Labour federation Cosatu has welcomed a ruling by the labour court which found the prohibition of all municipal employees from holding political office to be unconstitutional.
The ruling comes after the SA Municipal Workers Union (Samwu) successfully approached the Constitutional Court on the constitutional invalidity of the Municipal Systems Amendment Act, which introduced a new blanket ban on all municipal employees from holding office at any level in a political party.
They argued that the Municipal Systems Amendment Act, signed into law by President Cyril Ramaphosa in 2022, is in contravention of clauses in the bill of rights which state that every citizen is free to make political choices, including the right to participate in the activities of, or recruit members for, a political party, and to campaign for a political party or cause.
Samwu, the largest trade union in the local government sector representing more than 160,000 of SA’s estimated 350,000 municipal workers, is an affiliate of labour federation Cosatu and a key ally of the ANC. The governing party has always relied on its alliance partners for election support.
In a statement on Friday, Cosatu said: “The labour court has found the prohibition of all municipal employees from holding office in a political party to be unconstitutional and has awarded costs against government. This judgment is backdated to November 2022. Instructions by municipalities to employees to resign from any political office-bearer positions they may hold or be dismissed, have been declared invalid.”
Cosatu said the original draft of the amendment act agreed to by the ANC-led tripartite alliance and government, and which was tabled in parliament, provided for a rational and limited restriction on the rights of political association to municipal managers and the senior managers reporting directly to them.
However, these provisions were “quietly and clumsily amended by parliament on the instigation of the SA Local Government Association (Salga) and extended to include all 350,000 municipal employees”.
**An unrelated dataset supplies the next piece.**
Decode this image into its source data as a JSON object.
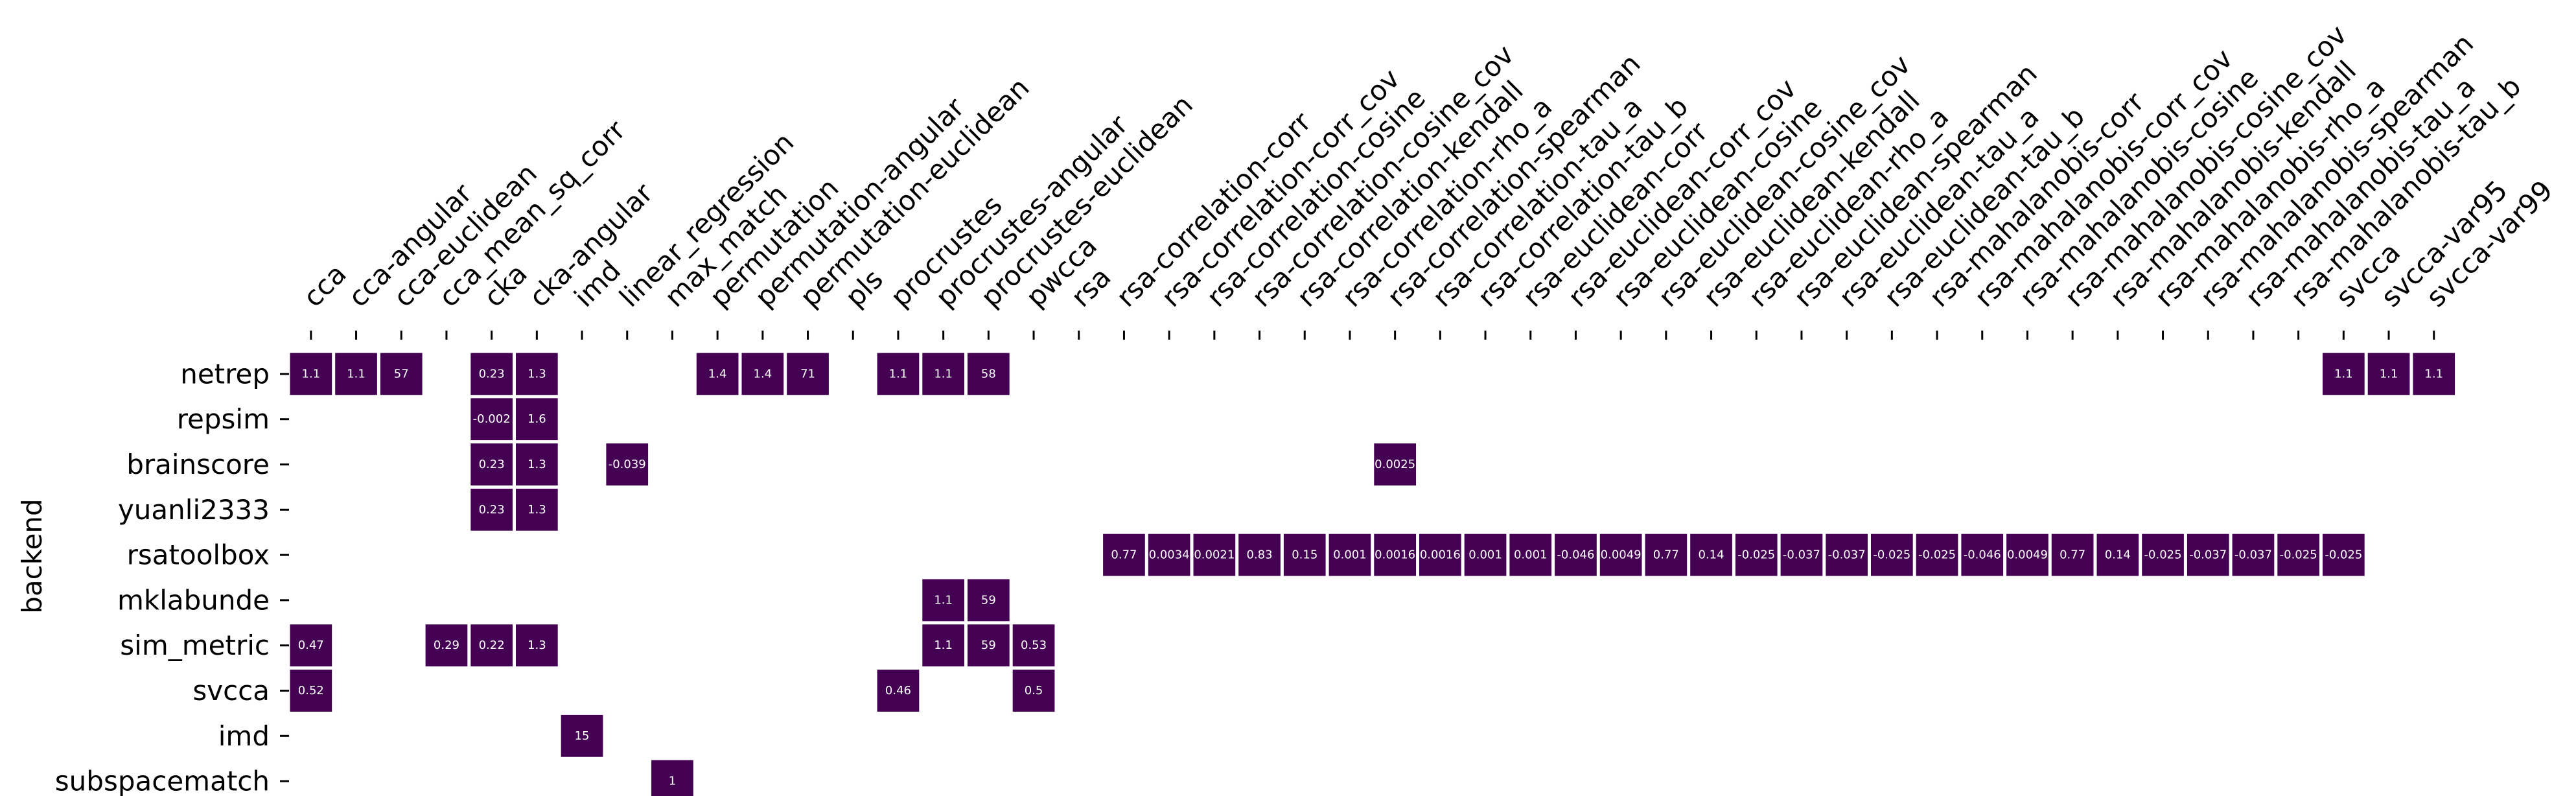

“This took it from being a narrow limitation of the rights of a few, to the blanket prohibition of constitutional rights of all municipal employees.”
Cosatu said the original limitation of rights of municipal managers was based on the belief that when such managers held office in a political party they could undermine or overrule the mayors and mayoral committees they account to.
Extending this to include municipal security guards, cleaners, electricians and refuse collectors was “ludicrous and a shocking attack on workers’ constitutional rights”.